Ask questions that reveal how the team actually works
Generic questions get generic answers. Specific ones get you real information and make you look engaged:
- "What does the path from a merged pull request to production look like here?" This tells you how mature their engineering practices are. A confident answer about CI and automated deploys is a good sign. A vague one is information too.
- "What is the most common reason something breaks in production for this team?" People are surprisingly honest here, and the answer tells you what daily life is actually like.
- "When someone joins this team and struggles, what usually went wrong?" This surfaces the real expectations and culture better than any "describe your culture" question.
Ask the things you actually need to know
Beyond looking good, use these minutes to gather the data you need to decide. You are interviewing them too.

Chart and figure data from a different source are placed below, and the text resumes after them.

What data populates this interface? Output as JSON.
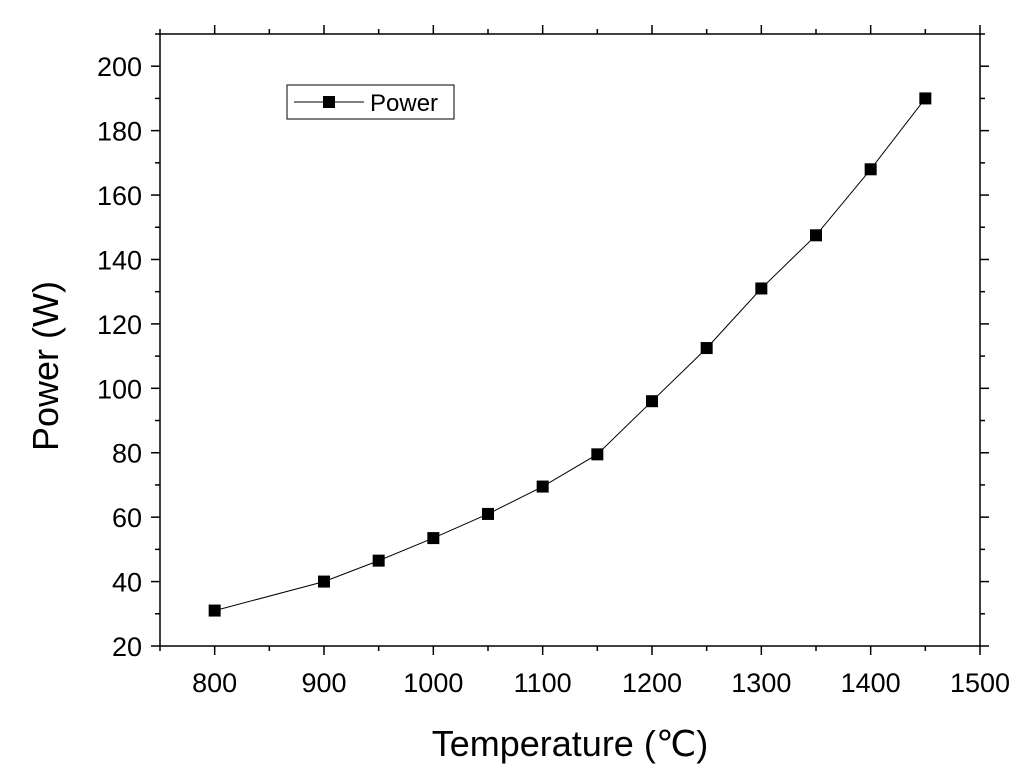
{
  "chart_data": {
    "type": "line",
    "xlabel": "Temperature (℃)",
    "ylabel": "Power (W)",
    "xlim": [
      750,
      1500
    ],
    "ylim": [
      20,
      210
    ],
    "x_ticks": [
      "800",
      "900",
      "1000",
      "1100",
      "1200",
      "1300",
      "1400",
      "1500"
    ],
    "y_ticks": [
      "20",
      "40",
      "60",
      "80",
      "100",
      "120",
      "140",
      "160",
      "180",
      "200"
    ],
    "legend_position": "top-left",
    "grid": false,
    "series": [
      {
        "name": "Power",
        "color": "#000000",
        "marker": "square",
        "x": [
          800,
          900,
          950,
          1000,
          1050,
          1100,
          1150,
          1200,
          1250,
          1300,
          1350,
          1400,
          1450
        ],
        "y": [
          31,
          40,
          46.5,
          53.5,
          61,
          69.5,
          79.5,
          96,
          112.5,
          131,
          147.5,
          168,
          190
        ]
      }
    ]
  }
}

- What does the on-call rotation look like, if there is one?
- How are decisions made when engineers disagree on an approach?
- What does success in this role look like at six months?
These are not rude. They are the questions of someone taking the decision seriously, which reads as senior, not demanding.
Tailor at least one question to the person in front of you
If you are talking to the hiring manager, ask about their priorities for the team. If you are talking to a future peer, ask what they wish they had known before joining. If you did any homework on the company or the person, reference it. A question that could only have come from this specific conversation lands far better than one off a list.
What to avoid
Skip questions whose answers are on the careers page or the homepage - it signals you did not look. Skip "do you have any concerns about me?" unless you are ready to handle the answer well; it often puts the interviewer on the spot awkwardly. And do not lead with compensation and time off in an early round; there is a right time, and it is usually later.
The reframe
Treat the questions not as a performance but as genuine due diligence. The best candidates are visibly evaluating whether the job is right for them, and that confidence is attractive. Walk in with five or six real questions, ask the ones the conversation did not already answer, and use them to decide, not just to impress.